Current retail price
$737.36/ton = $0.45/lbN
170 lbsN/acre
$565.58/ton = $0.59/lbP2O5
70 lbsP2O5/acre
$519.06/ton = $0.57/lbK
70 lbsK/acre


$157.70 works out to 21% of expected new-crop revenue at $4.70 Dec corn. That allows for 170 lbsN/acre as anhydrous, 70lbsP/acre from DAP and 70lbsK/acre.

That is a little above our usual 18%, but as corn runs with the bears, nutrient is seeking its own floor, falling well below year-ago pricing. Its a good thing, too. From a strategic perspective, pressure on corn during fertilizer booking will make those purchases a better and better deal with each point corn rallies. Additionally, if corn finds post harvest strength, the amount you have spent on fertilizer shrinks proportionally, and the budget will make more room for sidedressed nitrogen on next year's crop if need be.

Look at it this way... If I expect to make $100.00 on my corn crop this year, I will book $21.00 per acre worth of fertilizer (21% of expected new-crop revenue, as in the table above). But let's say half the U.S. crop is eaten by locusts and corn prices double. Now I'm making $200.00 on my crop from the same $21.00 worth of fertilizer.
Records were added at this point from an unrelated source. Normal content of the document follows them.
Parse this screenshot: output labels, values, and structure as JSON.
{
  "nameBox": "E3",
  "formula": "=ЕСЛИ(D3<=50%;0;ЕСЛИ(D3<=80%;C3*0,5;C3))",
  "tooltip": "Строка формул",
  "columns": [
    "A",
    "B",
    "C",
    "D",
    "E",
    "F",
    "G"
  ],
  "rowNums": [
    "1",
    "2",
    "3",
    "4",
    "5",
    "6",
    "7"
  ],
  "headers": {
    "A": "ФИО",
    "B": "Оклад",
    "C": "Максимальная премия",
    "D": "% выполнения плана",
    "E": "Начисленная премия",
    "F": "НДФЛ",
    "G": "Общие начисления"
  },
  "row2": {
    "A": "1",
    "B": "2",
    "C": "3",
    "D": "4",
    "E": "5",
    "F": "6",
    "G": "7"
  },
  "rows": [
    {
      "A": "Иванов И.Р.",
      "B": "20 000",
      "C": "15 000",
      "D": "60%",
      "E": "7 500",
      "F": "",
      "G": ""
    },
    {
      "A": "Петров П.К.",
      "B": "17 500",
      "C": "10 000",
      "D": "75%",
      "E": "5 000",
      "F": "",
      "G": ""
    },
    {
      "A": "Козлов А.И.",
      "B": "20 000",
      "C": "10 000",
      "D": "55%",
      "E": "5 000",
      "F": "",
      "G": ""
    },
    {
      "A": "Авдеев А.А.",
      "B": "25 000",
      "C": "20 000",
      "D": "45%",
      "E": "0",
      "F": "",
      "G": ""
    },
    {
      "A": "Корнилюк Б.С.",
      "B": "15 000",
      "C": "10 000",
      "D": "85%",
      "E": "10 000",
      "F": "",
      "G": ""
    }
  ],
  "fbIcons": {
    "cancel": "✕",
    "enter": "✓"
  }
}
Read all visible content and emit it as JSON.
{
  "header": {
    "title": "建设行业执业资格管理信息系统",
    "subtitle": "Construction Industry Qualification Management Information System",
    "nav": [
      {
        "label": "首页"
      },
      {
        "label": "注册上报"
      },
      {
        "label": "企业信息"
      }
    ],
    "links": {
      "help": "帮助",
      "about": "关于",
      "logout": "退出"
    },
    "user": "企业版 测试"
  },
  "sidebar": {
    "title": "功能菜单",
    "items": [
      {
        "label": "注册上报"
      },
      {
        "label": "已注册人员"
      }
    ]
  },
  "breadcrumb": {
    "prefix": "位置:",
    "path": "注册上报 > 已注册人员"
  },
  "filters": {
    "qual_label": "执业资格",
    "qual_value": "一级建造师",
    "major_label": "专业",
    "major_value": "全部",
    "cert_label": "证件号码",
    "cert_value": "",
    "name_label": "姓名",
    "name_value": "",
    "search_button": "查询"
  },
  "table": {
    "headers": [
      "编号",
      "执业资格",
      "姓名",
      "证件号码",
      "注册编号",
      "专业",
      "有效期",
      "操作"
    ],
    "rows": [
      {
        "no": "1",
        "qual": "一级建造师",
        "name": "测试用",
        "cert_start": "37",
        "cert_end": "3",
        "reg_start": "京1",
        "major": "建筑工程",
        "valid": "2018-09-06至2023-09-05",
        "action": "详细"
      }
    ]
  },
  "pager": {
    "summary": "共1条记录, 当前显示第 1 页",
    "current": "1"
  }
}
Fertilizer pricing is dictated right now by oversupply as much as by December corn and new-crop speculation, and nutrient is expected to stay where it is at and probably move lower through the first of the new year. If you have not yet booked your nutrient for fall -- most are still on the sidelines -- do not let low corn pricing scare you. Nutrient pricing is right in the ballpark and is positioned to help your savings increase. A rally in corn -- not out of the question at $4.70 -- will effectively shrink your fertilizer bill as a percentage of new-crop returns, but only if you buy-in while corn is the last thing on traders' minds.